There’s subtext here about control. Gardens are planned; weeds are tolerated, battled, or rebranded. Mullis is needling the idea that institutions can truly manage discovery, or that every new growth is automatically nutritious. PCR’s aftermath included dazzling diagnostics and forensic revolutions, but also contamination panics, overconfident conclusions, and a flood of incrementalism riding a powerful method.
The intent feels less anti-science than anti-piety: a reminder that knowledge is a living, messy thing, spreading faster than our wisdom about how to use it.

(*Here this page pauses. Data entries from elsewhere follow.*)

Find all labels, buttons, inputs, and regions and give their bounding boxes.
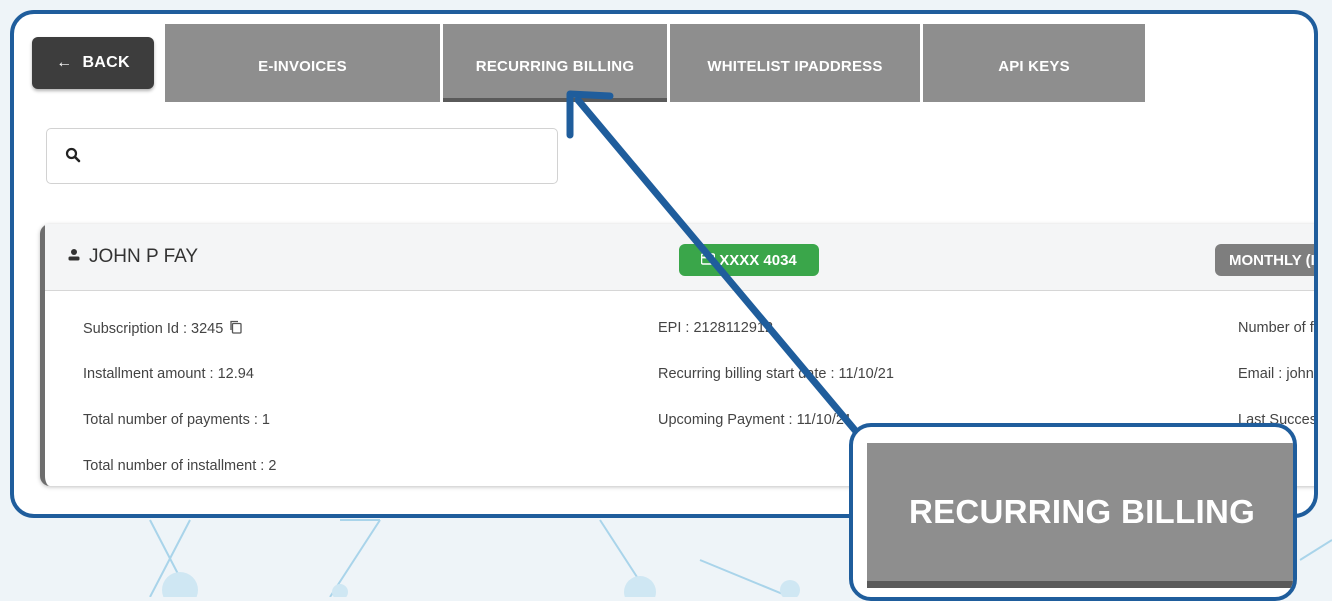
number-of-field: Number of f <box>1238 320 1314 336</box>
upcoming-payment: Upcoming Payment : 11/10/21 <box>658 412 852 428</box>
copy-icon[interactable] <box>229 320 242 338</box>
customer-name: JOHN P FAY <box>67 246 198 268</box>
back-label: BACK <box>82 54 130 71</box>
card-number-label: XXXX 4034 <box>719 251 797 269</box>
installment-amount: Installment amount : 12.94 <box>83 366 254 382</box>
user-icon <box>67 246 81 268</box>
back-arrow-icon: ← <box>56 54 73 71</box>
tab-bar: E-INVOICES RECURRING BILLING WHITELIST I… <box>165 24 1148 102</box>
total-installment: Total number of installment : 2 <box>83 458 277 474</box>
email-field: Email : john <box>1238 366 1314 382</box>
search-field[interactable] <box>46 128 558 184</box>
subscription-card-header: JOHN P FAY XXXX 4034 MONTHLY (I <box>45 224 1314 291</box>
tab-api-keys[interactable]: API KEYS <box>923 24 1145 102</box>
tab-recurring-billing[interactable]: RECURRING BILLING <box>443 24 667 102</box>
frequency-badge: MONTHLY (I <box>1215 244 1314 276</box>
customer-name-label: JOHN P FAY <box>89 246 199 267</box>
card-badge: XXXX 4034 <box>679 244 819 276</box>
tab-e-invoices[interactable]: E-INVOICES <box>165 24 440 102</box>
subscription-id-row: Subscription Id : 3245 <box>83 320 242 338</box>
billing-start-date: Recurring billing start date : 11/10/21 <box>658 366 894 382</box>
search-icon <box>65 147 81 168</box>
zoom-callout: RECURRING BILLING <box>849 423 1297 601</box>
zoom-tab-recurring-billing: RECURRING BILLING <box>867 443 1293 588</box>
total-payments: Total number of payments : 1 <box>83 412 270 428</box>
search-input[interactable] <box>93 139 537 175</box>
tab-whitelist-ipaddress[interactable]: WHITELIST IPADDRESS <box>670 24 920 102</box>
back-button[interactable]: ← BACK <box>32 37 154 89</box>
epi-value: EPI : 2128112912 <box>658 320 774 336</box>
subscription-id: Subscription Id : 3245 <box>83 320 224 337</box>
credit-card-icon <box>700 252 716 269</box>
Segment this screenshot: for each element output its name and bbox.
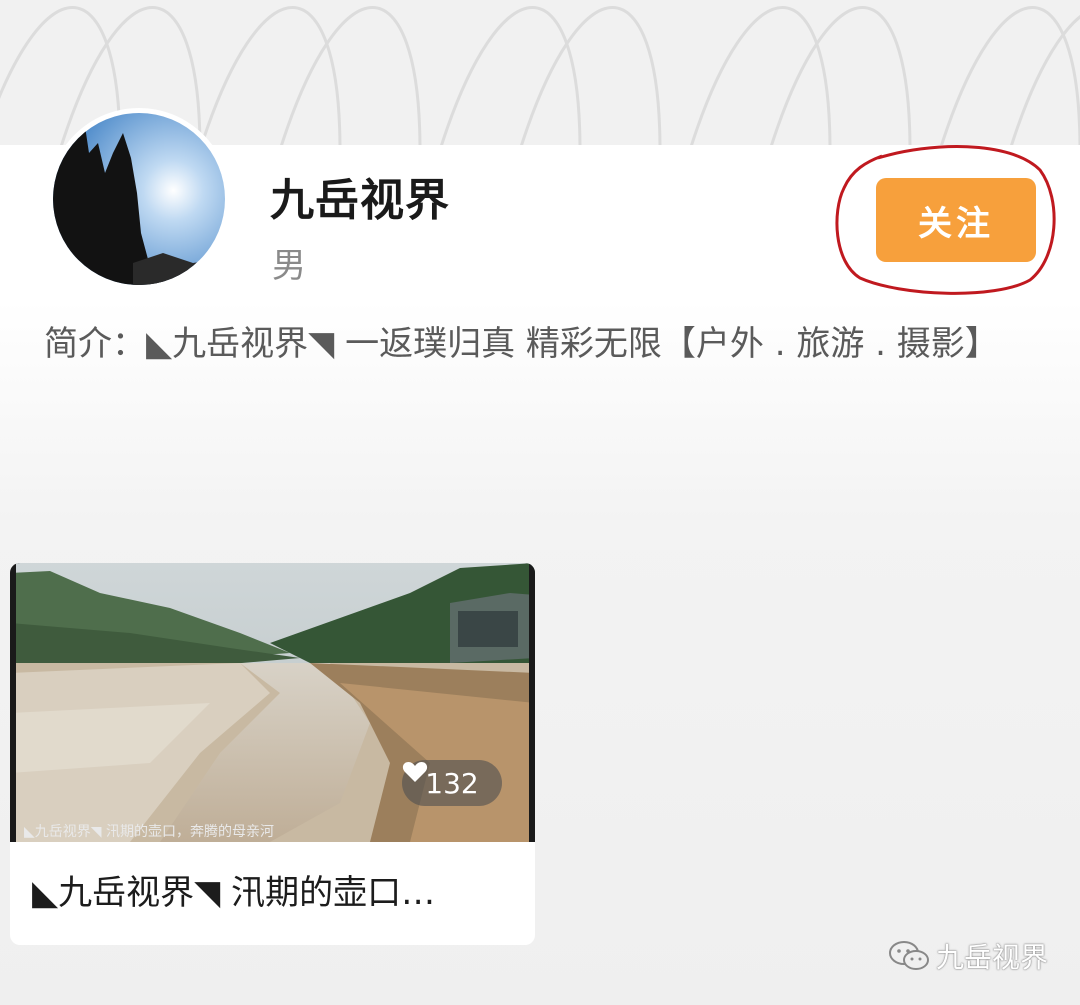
- likes-count: 132: [425, 766, 479, 800]
- avatar-image: [53, 113, 225, 285]
- profile-gender: 男: [272, 246, 306, 286]
- watermark-text: 九岳视界: [936, 941, 1049, 974]
- post-card[interactable]: ◣九岳视界◥ 汛期的壶口，奔腾的母亲河 132 ◣九岳视界◥ 汛期的壶口…: [10, 563, 535, 945]
- profile-bio: 简介：◣九岳视界◥ 一返璞归真 精彩无限【户外 . 旅游 . 摄影】: [44, 318, 1044, 370]
- heart-icon: [402, 762, 428, 782]
- watermark: 九岳视界: [888, 936, 1048, 976]
- thumbnail-caption: ◣九岳视界◥ 汛期的壶口，奔腾的母亲河: [24, 824, 274, 840]
- post-thumbnail[interactable]: ◣九岳视界◥ 汛期的壶口，奔腾的母亲河 132: [10, 563, 535, 842]
- likes-badge: 132: [402, 760, 502, 806]
- bio-text: ◣九岳视界◥ 一返璞归真 精彩无限【户外 . 旅游 . 摄影】: [146, 324, 999, 364]
- profile-nickname: 九岳视界: [270, 175, 450, 226]
- follow-button[interactable]: 关注: [876, 178, 1036, 262]
- bio-label: 简介：: [44, 324, 146, 364]
- wechat-icon: [889, 941, 929, 970]
- post-title[interactable]: ◣九岳视界◥ 汛期的壶口…: [32, 865, 522, 914]
- avatar[interactable]: [48, 108, 230, 290]
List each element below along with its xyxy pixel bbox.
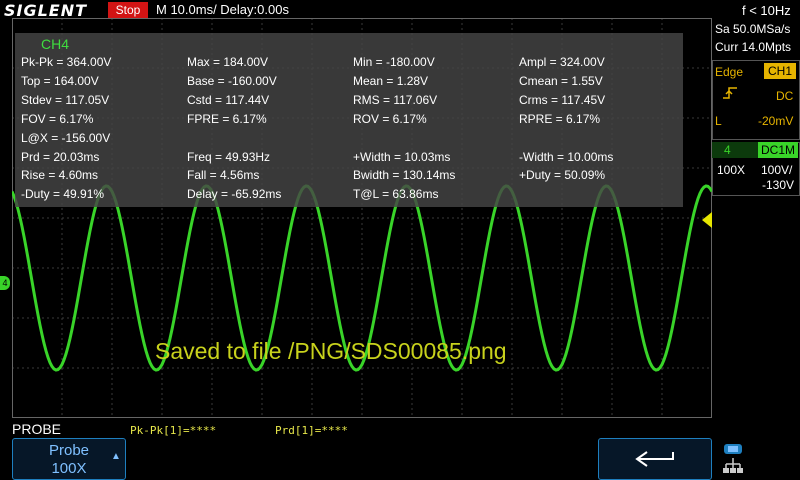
return-button[interactable] [598,438,712,480]
measurement-value: RPRE = 6.17% [519,111,601,126]
measurement-value: -Duty = 49.91% [21,187,105,202]
run-stop-indicator[interactable]: Stop [108,2,148,18]
right-info-panel: f < 10Hz Sa 50.0MSa/s Curr 14.0Mpts Edge… [712,0,800,480]
channel-coupling: DC1M [758,142,799,158]
measurement-value: Stdev = 117.05V [21,92,110,107]
measurement-value: +Duty = 50.09% [519,168,606,183]
measurement-value: Rise = 4.60ms [21,168,99,183]
measurement-value: +Width = 10.03ms [353,149,451,164]
measurement-value: Fall = 4.56ms [187,168,260,183]
trigger-coupling: DC [776,89,794,103]
network-icon [723,444,743,473]
measurement-value: Max = 184.00V [187,55,269,69]
measurement-value: Delay = -65.92ms [187,187,282,202]
measurement-value: Cmean = 1.55V [519,73,603,88]
measurement-value: Min = -180.00V [353,55,435,69]
measurement-value: FPRE = 6.17% [187,111,267,126]
top-bar: SIGLENT Stop M 10.0ms/ Delay:0.00s [0,0,710,20]
measurement-value: T@L = 63.86ms [353,187,439,202]
measurement-value: Ampl = 324.00V [519,55,605,69]
measurement-value: Freq = 49.93Hz [187,149,271,164]
probe-button-label: Probe [48,442,90,459]
probe-button[interactable]: Probe 100X ▲ [12,438,126,480]
trigger-source: CH1 [764,63,797,79]
measurement-value: Pk-Pk = 364.00V [21,55,112,69]
trigger-level-marker[interactable] [702,212,712,228]
pkpk-statistic: Pk-Pk[1]=**** [130,424,217,437]
trigger-level-label: L [715,114,722,128]
frequency-counter: f < 10Hz [742,3,791,18]
channel-scale: 100V/ [761,163,793,177]
measurement-value: Prd = 20.03ms [21,149,100,164]
measurement-value: -Width = 10.00ms [519,149,614,164]
sample-rate: Sa 50.0MSa/s [715,22,791,36]
measurement-value: Top = 164.00V [21,73,99,88]
probe-button-value: 100X [51,460,87,477]
timebase-readout[interactable]: M 10.0ms/ Delay:0.00s [156,2,289,17]
measurement-value: ROV = 6.17% [353,111,427,126]
measurement-value: FOV = 6.17% [21,111,94,126]
ch4-offset-marker[interactable]: 4 [0,276,10,290]
measurement-value: Bwidth = 130.14ms [353,168,456,183]
return-arrow-icon [635,451,674,467]
measurement-value: Cstd = 117.44V [187,92,270,107]
measurement-value: RMS = 117.06V [353,92,438,107]
channel-offset: -130V [762,178,795,192]
trigger-level: -20mV [758,114,794,128]
trigger-type: Edge [715,65,744,79]
measurement-value: Mean = 1.28V [353,73,429,88]
measurement-channel: CH4 [41,36,70,52]
chevron-up-icon: ▲ [111,451,121,462]
period-statistic: Prd[1]=**** [275,424,348,437]
rising-edge-icon [723,87,737,99]
measurement-value: Crms = 117.45V [519,92,606,107]
memory-depth: Curr 14.0Mpts [715,40,792,54]
measurement-value: Base = -160.00V [187,73,277,88]
measurement-panel: CH4 Pk-Pk = 364.00V Max = 184.00V Min = -1… [15,33,683,207]
menu-title: PROBE [12,421,62,437]
channel-probe: 100X [717,163,746,177]
channel-number: 4 [724,143,731,157]
measurement-value: L@X = -156.00V [21,130,111,145]
save-message: Saved to file /PNG/SDS00085.png [155,338,507,364]
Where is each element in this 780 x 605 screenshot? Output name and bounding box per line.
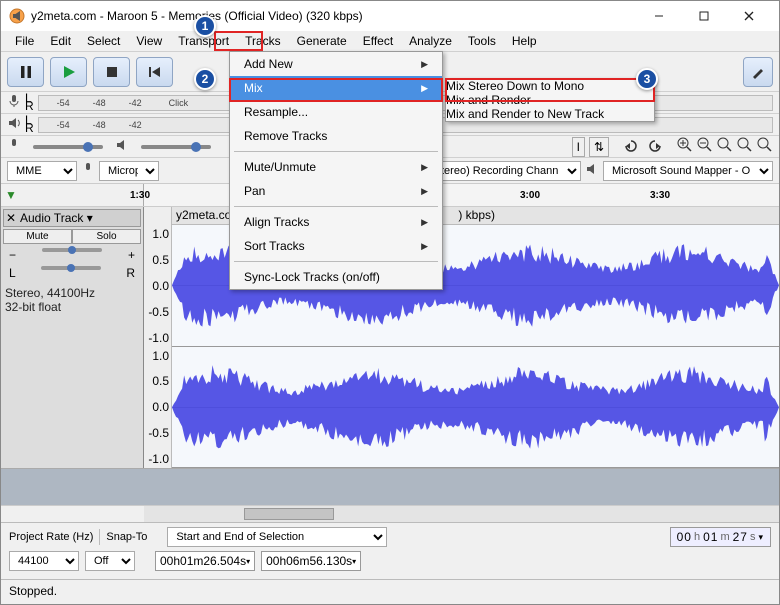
fit-selection-button[interactable] xyxy=(717,137,733,156)
play-button[interactable] xyxy=(50,57,87,87)
amplitude-scale: 1.00.50.0-0.5-1.0 1.00.50.0-0.5-1.0 xyxy=(144,207,172,468)
speaker-icon xyxy=(7,116,21,133)
solo-button[interactable]: Solo xyxy=(72,229,141,244)
track-close-button[interactable]: ✕ xyxy=(4,211,18,225)
host-select[interactable]: MME xyxy=(7,161,77,181)
menu-add-new[interactable]: Add New▶ xyxy=(230,52,442,76)
skip-start-button[interactable] xyxy=(136,57,173,87)
menu-pan[interactable]: Pan▶ xyxy=(230,179,442,203)
menu-tracks[interactable]: Tracks xyxy=(237,32,289,50)
snap-to-label: Snap-To xyxy=(106,531,147,543)
fit-project-button[interactable] xyxy=(737,137,753,156)
menu-select[interactable]: Select xyxy=(79,32,128,50)
track-header: ✕ Audio Track ▾ xyxy=(3,209,141,227)
cursor-tool-icon[interactable]: I xyxy=(572,137,585,157)
mute-button[interactable]: Mute xyxy=(3,229,72,244)
waveform-right-channel[interactable] xyxy=(172,347,779,469)
menu-mix[interactable]: Mix▶ xyxy=(230,76,442,100)
record-channels-select[interactable]: (Stereo) Recording Chann xyxy=(421,161,581,181)
speaker-device-icon xyxy=(585,162,599,179)
selection-format-select[interactable]: Start and End of Selection xyxy=(167,527,387,547)
menu-generate[interactable]: Generate xyxy=(289,32,355,50)
status-bar: Stopped. xyxy=(1,579,779,601)
menu-align-tracks[interactable]: Align Tracks▶ xyxy=(230,210,442,234)
empty-track-area[interactable] xyxy=(1,469,779,505)
menu-bar: File Edit Select View Transport Tracks G… xyxy=(1,31,779,51)
menu-tools[interactable]: Tools xyxy=(460,32,504,50)
maximize-button[interactable] xyxy=(681,2,726,30)
tracks-dropdown-menu: Add New▶ Mix▶ Resample... Remove Tracks … xyxy=(229,51,443,290)
menu-mix-and-render[interactable]: Mix and Render xyxy=(446,93,654,107)
app-icon xyxy=(9,8,25,24)
audio-position-display: 00h 01m 27s▾ xyxy=(670,527,771,547)
track-format-info: Stereo, 44100Hz 32-bit float xyxy=(3,286,141,314)
menu-resample[interactable]: Resample... xyxy=(230,100,442,124)
menu-mix-and-render-new[interactable]: Mix and Render to New Track xyxy=(446,107,654,121)
mic-device-icon xyxy=(81,162,95,179)
step-badge-3: 3 xyxy=(636,68,658,90)
menu-view[interactable]: View xyxy=(128,32,170,50)
playback-gain-slider[interactable] xyxy=(141,145,211,149)
title-bar: y2meta.com - Maroon 5 - Memories (Offici… xyxy=(1,1,779,31)
menu-effect[interactable]: Effect xyxy=(355,32,401,50)
track-control-panel: ✕ Audio Track ▾ Mute Solo − + L R Stereo… xyxy=(1,207,144,468)
project-rate-select[interactable]: 44100 xyxy=(9,551,79,571)
draw-tool-button[interactable] xyxy=(743,57,773,87)
close-button[interactable] xyxy=(726,2,771,30)
selection-toolbar: Project Rate (Hz) Snap-To Start and End … xyxy=(1,522,779,579)
mic-gain-icon xyxy=(7,138,21,155)
zoom-out-button[interactable] xyxy=(697,137,713,156)
stop-button[interactable] xyxy=(93,57,130,87)
zoom-in-button[interactable] xyxy=(677,137,693,156)
undo-button[interactable] xyxy=(623,138,641,155)
pin-icon[interactable]: ▼ xyxy=(5,188,17,202)
speaker-gain-icon xyxy=(115,138,129,155)
timeline-controls: ▼ xyxy=(1,184,144,206)
menu-remove-tracks[interactable]: Remove Tracks xyxy=(230,124,442,148)
gain-slider[interactable] xyxy=(42,248,102,252)
mix-submenu: Mix Stereo Down to Mono Mix and Render M… xyxy=(445,78,655,122)
selection-end-input[interactable]: 00h06m56.130s▾ xyxy=(261,551,361,571)
pan-slider[interactable] xyxy=(41,266,101,270)
scrollbar-thumb[interactable] xyxy=(244,508,334,520)
status-text: Stopped. xyxy=(9,584,57,598)
selection-start-input[interactable]: 00h01m26.504s▾ xyxy=(155,551,255,571)
track-dropdown[interactable]: Audio Track ▾ xyxy=(18,210,140,226)
mic-icon xyxy=(7,94,21,111)
envelope-tool-icon[interactable]: ⇅ xyxy=(589,137,609,157)
menu-analyze[interactable]: Analyze xyxy=(401,32,460,50)
snap-to-select[interactable]: Off xyxy=(85,551,135,571)
menu-mix-stereo-to-mono[interactable]: Mix Stereo Down to Mono xyxy=(446,79,654,93)
menu-sync-lock[interactable]: Sync-Lock Tracks (on/off) xyxy=(230,265,442,289)
horizontal-scrollbar xyxy=(1,505,779,522)
redo-button[interactable] xyxy=(645,138,663,155)
minimize-button[interactable] xyxy=(636,2,681,30)
menu-file[interactable]: File xyxy=(7,32,42,50)
window-title: y2meta.com - Maroon 5 - Memories (Offici… xyxy=(31,9,636,23)
pause-button[interactable] xyxy=(7,57,44,87)
record-device-select[interactable]: Microph xyxy=(99,161,159,181)
playback-device-select[interactable]: Microsoft Sound Mapper - O xyxy=(603,161,773,181)
step-badge-1: 1 xyxy=(194,15,216,37)
menu-help[interactable]: Help xyxy=(504,32,545,50)
record-gain-slider[interactable] xyxy=(33,145,103,149)
scrollbar-track[interactable] xyxy=(144,506,779,522)
meter-r-label: R xyxy=(25,99,34,113)
zoom-toggle-button[interactable] xyxy=(757,137,773,156)
step-badge-2: 2 xyxy=(194,68,216,90)
menu-sort-tracks[interactable]: Sort Tracks▶ xyxy=(230,234,442,258)
project-rate-label: Project Rate (Hz) xyxy=(9,531,93,543)
menu-edit[interactable]: Edit xyxy=(42,32,79,50)
menu-mute-unmute[interactable]: Mute/Unmute▶ xyxy=(230,155,442,179)
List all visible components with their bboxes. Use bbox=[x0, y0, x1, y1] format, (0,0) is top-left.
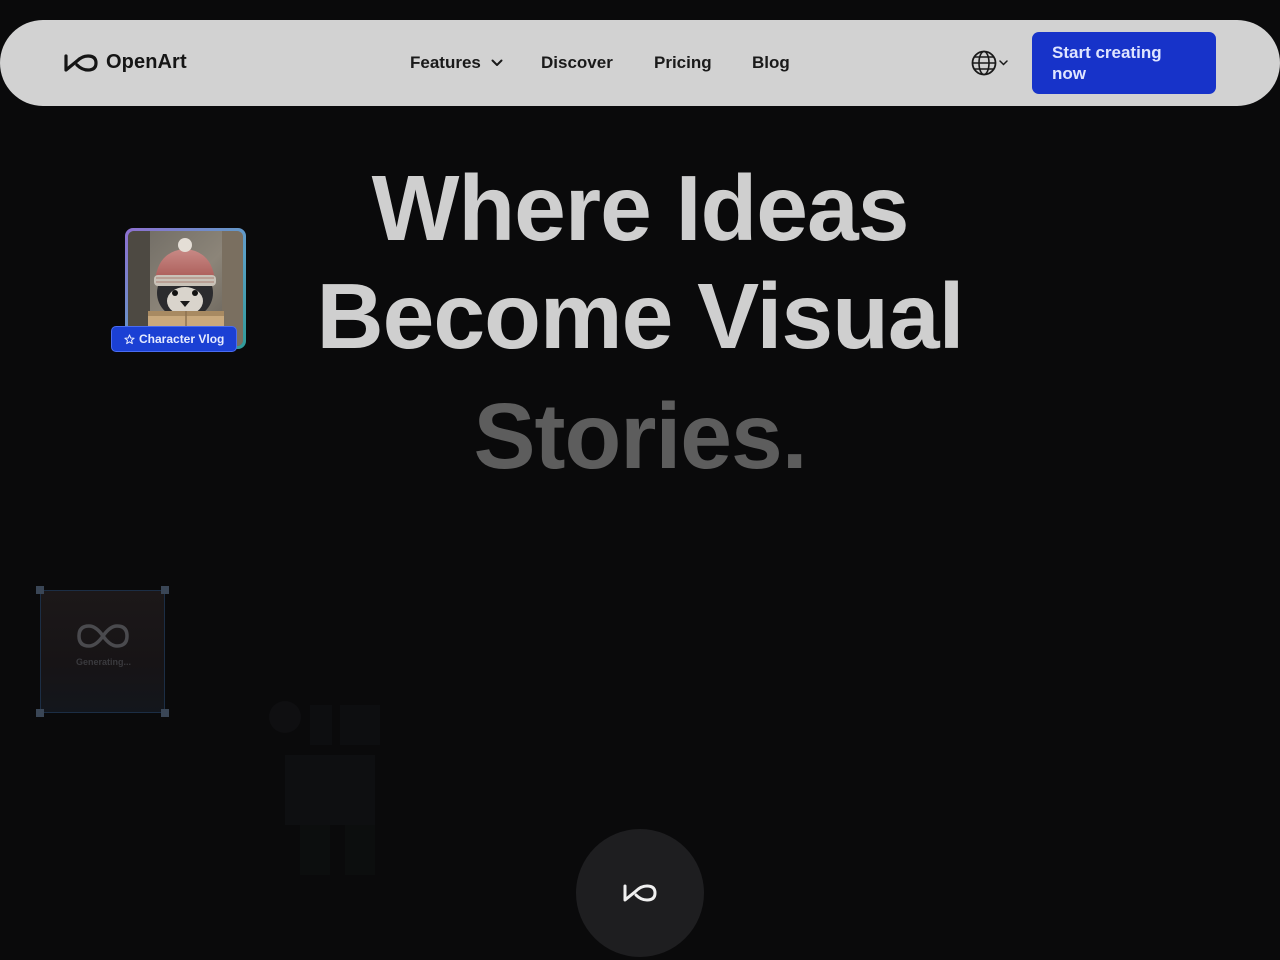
infinity-loading-icon bbox=[77, 624, 129, 648]
character-vlog-badge[interactable]: Character Vlog bbox=[111, 326, 238, 352]
faded-figure-image bbox=[269, 701, 380, 875]
resize-handle-top-left[interactable] bbox=[36, 586, 44, 594]
nav-pricing-label: Pricing bbox=[654, 53, 712, 72]
generating-label: Generating... bbox=[75, 657, 131, 667]
nav-discover[interactable]: Discover bbox=[541, 53, 613, 73]
chevron-down-icon bbox=[999, 60, 1008, 66]
start-creating-button[interactable]: Start creating now bbox=[1032, 32, 1216, 94]
nav-pricing[interactable]: Pricing bbox=[654, 53, 712, 73]
language-selector[interactable] bbox=[970, 49, 1008, 77]
character-vlog-label: Character Vlog bbox=[139, 332, 225, 346]
resize-handle-bottom-left[interactable] bbox=[36, 709, 44, 717]
star-icon bbox=[124, 333, 135, 344]
nav-blog[interactable]: Blog bbox=[752, 53, 790, 73]
resize-handle-bottom-right[interactable] bbox=[161, 709, 169, 717]
hero-title-line-3: Stories. bbox=[473, 384, 807, 488]
chevron-down-icon bbox=[491, 59, 503, 66]
top-navbar: OpenArt Features Discover Pricing Blog S… bbox=[0, 20, 1280, 106]
page: OpenArt Features Discover Pricing Blog S… bbox=[0, 0, 1280, 960]
nav-discover-label: Discover bbox=[541, 53, 613, 72]
resize-handle-top-right[interactable] bbox=[161, 586, 169, 594]
nav-features-label: Features bbox=[410, 53, 481, 72]
globe-icon bbox=[971, 50, 997, 76]
infinity-logo-icon bbox=[623, 884, 657, 902]
nav-features[interactable]: Features bbox=[410, 53, 503, 73]
nav-blog-label: Blog bbox=[752, 53, 790, 72]
openart-fab-button[interactable] bbox=[576, 829, 704, 957]
generating-card[interactable]: Generating... bbox=[36, 586, 169, 717]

The weed metaphor is doing two things at once. It flatters science as vigorous, opportunistic life: it finds light through cracks, colonizes vacant lots, outcompetes the old landscaping. But it also punctures the heroic narrative of “steady, rational advancement.” Weeds don’t grow because a committee approved them. They spread because conditions allow it. That’s Mullis, the contrarian, insinuating that much of “science” expands through replication and momentum - grant cycles, lab hierarchies, publish-or-perish - as much as through pristine insight.
There’s subtext here about control. Gardens are planned; weeds are tolerated, battled, or rebranded. Mullis is needling the idea that institutions can truly manage discovery, or that every new growth is automatically nutritious. PCR’s aftermath included dazzling diagnostics and forensic revolutions, but also contamination panics, overconfident conclusions, and a flood of incrementalism riding a powerful method.
The intent feels less anti-science than anti-piety: a reminder that knowledge is a living, messy thing, spreading faster than our wisdom about how to use it.